Il precedente allarme della FLC CGIL
La questione non è nuova. Già a fine maggio la FLC CGIL aveva diffuso un comunicato per denunciare condizioni di lavoro definite insostenibili nelle aule surriscaldate, ricordando come molti edifici scolastici siano privi di impianti di climatizzazione mentre la quasi totalità degli altri luoghi di lavoro pubblici e privati ne è dotata. Il sindacato aveva chiesto un piano straordinario di adeguamento climatico degli edifici, l'estensione esplicita alle aule delle norme sulla tutela della salute nei luoghi di lavoro e il monitoraggio delle temperature nei mesi di maggio e giugno, con interventi obbligatori al superamento delle soglie di stress termico.
Sul piano normativo, il riferimento è la disciplina generale in materia di salute e sicurezza sul lavoro contenuta nel D.Lgs. 81/2008, che fissa gli obblighi sul microclima e sul benessere negli ambienti di lavoro. Proprio l'applicazione concreta di questi principi agli spazi scolastici è uno dei nodi sollevati dalle organizzazioni sindacali.
Un problema di edilizia, non solo di stagione
Il punto messo in evidenza da più parti è che il caldo eccessivo riguarda anche edifici di recente costruzione o ristrutturati, segno che il tema della resilienza climatica non è stato sempre considerato nella progettazione.
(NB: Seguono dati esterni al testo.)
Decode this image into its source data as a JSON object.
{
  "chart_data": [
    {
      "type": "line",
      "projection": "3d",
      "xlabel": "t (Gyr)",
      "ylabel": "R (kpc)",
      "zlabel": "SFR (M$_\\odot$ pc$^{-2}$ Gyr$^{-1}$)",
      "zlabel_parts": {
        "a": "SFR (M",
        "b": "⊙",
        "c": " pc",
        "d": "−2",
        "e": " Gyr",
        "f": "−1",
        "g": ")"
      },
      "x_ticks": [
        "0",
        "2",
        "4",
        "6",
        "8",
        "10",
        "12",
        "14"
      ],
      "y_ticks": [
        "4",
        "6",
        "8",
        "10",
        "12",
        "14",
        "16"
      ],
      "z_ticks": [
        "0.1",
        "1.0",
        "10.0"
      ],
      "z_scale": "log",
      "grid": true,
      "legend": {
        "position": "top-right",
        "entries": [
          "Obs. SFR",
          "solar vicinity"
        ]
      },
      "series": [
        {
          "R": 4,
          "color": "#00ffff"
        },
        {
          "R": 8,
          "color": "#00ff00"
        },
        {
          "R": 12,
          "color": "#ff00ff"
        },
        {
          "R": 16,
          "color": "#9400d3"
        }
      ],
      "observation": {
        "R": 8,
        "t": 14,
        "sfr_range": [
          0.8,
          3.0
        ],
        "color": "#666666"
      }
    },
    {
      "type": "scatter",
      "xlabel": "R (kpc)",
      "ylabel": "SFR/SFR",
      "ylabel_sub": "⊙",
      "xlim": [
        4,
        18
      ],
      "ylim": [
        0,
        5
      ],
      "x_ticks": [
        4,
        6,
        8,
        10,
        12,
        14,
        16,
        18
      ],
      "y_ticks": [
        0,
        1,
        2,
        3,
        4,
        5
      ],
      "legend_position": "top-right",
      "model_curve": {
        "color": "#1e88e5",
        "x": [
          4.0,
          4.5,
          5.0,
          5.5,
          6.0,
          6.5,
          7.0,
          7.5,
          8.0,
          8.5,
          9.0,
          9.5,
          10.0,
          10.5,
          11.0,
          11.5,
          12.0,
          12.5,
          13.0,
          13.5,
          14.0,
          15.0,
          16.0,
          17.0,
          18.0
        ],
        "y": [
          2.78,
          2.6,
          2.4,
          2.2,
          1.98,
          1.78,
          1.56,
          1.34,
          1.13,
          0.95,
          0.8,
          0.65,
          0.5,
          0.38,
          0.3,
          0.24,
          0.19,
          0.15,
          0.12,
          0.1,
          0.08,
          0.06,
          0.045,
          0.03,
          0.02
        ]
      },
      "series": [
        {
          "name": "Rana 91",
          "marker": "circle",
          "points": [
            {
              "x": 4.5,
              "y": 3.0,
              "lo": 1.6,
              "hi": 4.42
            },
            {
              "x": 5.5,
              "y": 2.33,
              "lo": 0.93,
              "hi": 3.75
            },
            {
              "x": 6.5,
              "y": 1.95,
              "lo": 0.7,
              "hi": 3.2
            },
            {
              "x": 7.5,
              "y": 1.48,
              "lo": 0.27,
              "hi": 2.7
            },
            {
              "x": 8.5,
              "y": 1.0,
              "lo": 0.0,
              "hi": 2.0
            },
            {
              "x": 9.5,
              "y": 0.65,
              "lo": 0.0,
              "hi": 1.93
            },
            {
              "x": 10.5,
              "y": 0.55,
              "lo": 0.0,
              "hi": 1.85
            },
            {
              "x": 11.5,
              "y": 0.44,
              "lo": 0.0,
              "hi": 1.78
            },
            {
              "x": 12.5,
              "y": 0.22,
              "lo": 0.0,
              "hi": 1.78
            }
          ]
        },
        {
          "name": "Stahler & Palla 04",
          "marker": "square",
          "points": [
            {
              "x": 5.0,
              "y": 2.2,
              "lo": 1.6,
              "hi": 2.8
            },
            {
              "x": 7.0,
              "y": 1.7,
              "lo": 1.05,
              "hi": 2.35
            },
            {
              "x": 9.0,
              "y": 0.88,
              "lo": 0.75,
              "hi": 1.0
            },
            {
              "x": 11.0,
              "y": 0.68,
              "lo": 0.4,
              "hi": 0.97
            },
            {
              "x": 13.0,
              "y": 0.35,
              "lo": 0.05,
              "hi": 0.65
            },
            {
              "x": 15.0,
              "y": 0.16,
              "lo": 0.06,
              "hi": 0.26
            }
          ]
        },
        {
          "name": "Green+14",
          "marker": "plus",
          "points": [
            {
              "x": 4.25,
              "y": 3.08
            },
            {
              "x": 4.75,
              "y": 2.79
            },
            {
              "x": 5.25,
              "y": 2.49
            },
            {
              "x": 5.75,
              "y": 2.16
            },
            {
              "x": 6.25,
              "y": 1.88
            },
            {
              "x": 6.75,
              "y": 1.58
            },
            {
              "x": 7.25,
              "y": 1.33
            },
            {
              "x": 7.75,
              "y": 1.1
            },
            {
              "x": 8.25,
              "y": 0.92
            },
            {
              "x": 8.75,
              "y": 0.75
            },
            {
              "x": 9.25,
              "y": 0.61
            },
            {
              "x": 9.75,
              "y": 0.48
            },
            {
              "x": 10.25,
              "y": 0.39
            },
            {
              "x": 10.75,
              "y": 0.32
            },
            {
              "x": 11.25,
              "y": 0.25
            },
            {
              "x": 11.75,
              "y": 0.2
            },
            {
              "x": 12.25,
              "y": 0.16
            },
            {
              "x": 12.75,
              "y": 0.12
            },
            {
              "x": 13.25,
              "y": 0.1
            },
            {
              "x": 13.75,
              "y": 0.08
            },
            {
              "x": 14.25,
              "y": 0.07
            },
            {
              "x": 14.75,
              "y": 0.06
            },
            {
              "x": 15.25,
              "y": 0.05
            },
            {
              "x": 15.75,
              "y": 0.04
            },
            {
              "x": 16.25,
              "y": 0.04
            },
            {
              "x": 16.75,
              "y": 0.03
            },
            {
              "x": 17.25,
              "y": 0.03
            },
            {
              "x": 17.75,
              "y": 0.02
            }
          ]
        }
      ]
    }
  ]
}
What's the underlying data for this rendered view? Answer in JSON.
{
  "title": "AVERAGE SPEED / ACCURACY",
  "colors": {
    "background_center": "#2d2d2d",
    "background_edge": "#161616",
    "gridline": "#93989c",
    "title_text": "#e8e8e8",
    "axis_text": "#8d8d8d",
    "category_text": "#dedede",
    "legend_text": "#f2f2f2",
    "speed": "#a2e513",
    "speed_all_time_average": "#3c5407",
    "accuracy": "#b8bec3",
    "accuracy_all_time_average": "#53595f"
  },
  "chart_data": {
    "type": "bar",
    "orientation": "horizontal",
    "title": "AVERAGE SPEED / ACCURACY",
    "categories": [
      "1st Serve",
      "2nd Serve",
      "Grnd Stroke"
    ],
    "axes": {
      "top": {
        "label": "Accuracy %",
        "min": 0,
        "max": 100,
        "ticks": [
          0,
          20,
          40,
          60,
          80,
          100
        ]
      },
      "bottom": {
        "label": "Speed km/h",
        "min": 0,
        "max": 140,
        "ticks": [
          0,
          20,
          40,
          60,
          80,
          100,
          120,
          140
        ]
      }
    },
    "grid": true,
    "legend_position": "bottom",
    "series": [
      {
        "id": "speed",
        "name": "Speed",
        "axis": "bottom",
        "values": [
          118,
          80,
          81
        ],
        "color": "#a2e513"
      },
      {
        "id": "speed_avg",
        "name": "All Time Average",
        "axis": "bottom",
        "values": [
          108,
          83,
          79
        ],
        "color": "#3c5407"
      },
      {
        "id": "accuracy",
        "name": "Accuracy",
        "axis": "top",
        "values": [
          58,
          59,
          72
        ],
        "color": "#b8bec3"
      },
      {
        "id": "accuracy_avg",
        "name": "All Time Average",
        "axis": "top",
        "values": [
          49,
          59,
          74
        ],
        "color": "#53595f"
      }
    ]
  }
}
Con il calendario scolastico che porta lezioni, scrutini ed esami fino a metà giugno, e con temperature elevate che arrivano ormai già a fine maggio, le aule pensate per un clima diverso si rivelano inadeguate.
Il CNDDU, nella sua richiesta, richiama anche l'esistenza di risorse destinate all'edilizia scolastica e invita a indirizzarne una quota verso interventi di raffrescamento e riqualificazione degli ambienti. La prospettiva indicata è quella di un intervento coordinato tra Ministero ed enti locali, titolari della gestione degli immobili, per evitare che il problema si ripresenti puntualmente a ogni sessione d'esame.
Cosa attendersi ora
La palla passa al Ministero, che non ha al momento formalizzato una risposta alla sollecitazione. Le ipotesi sul tavolo, per la sessione in corso, vanno dalla possibilità di misure organizzative immediate nelle sedi più esposte fino all'apertura di un confronto più ampio sul tema della sicurezza climatica negli edifici scolastici, da inserire nella programmazione dei prossimi interventi di bilancio.
Per i maturandi e per il personale impegnato nelle commissioni, intanto, l'appuntamento del 18 giugno resta confermato. La richiesta del CNDDU si inserisce in un fronte di attenzione crescente, condiviso da sindacati e parte del mondo della scuola, che chiede di trattare il comfort termico delle aule non come un'emergenza stagionale ma come una questione strutturale di salute, di condizioni di lavoro e di diritto allo studio.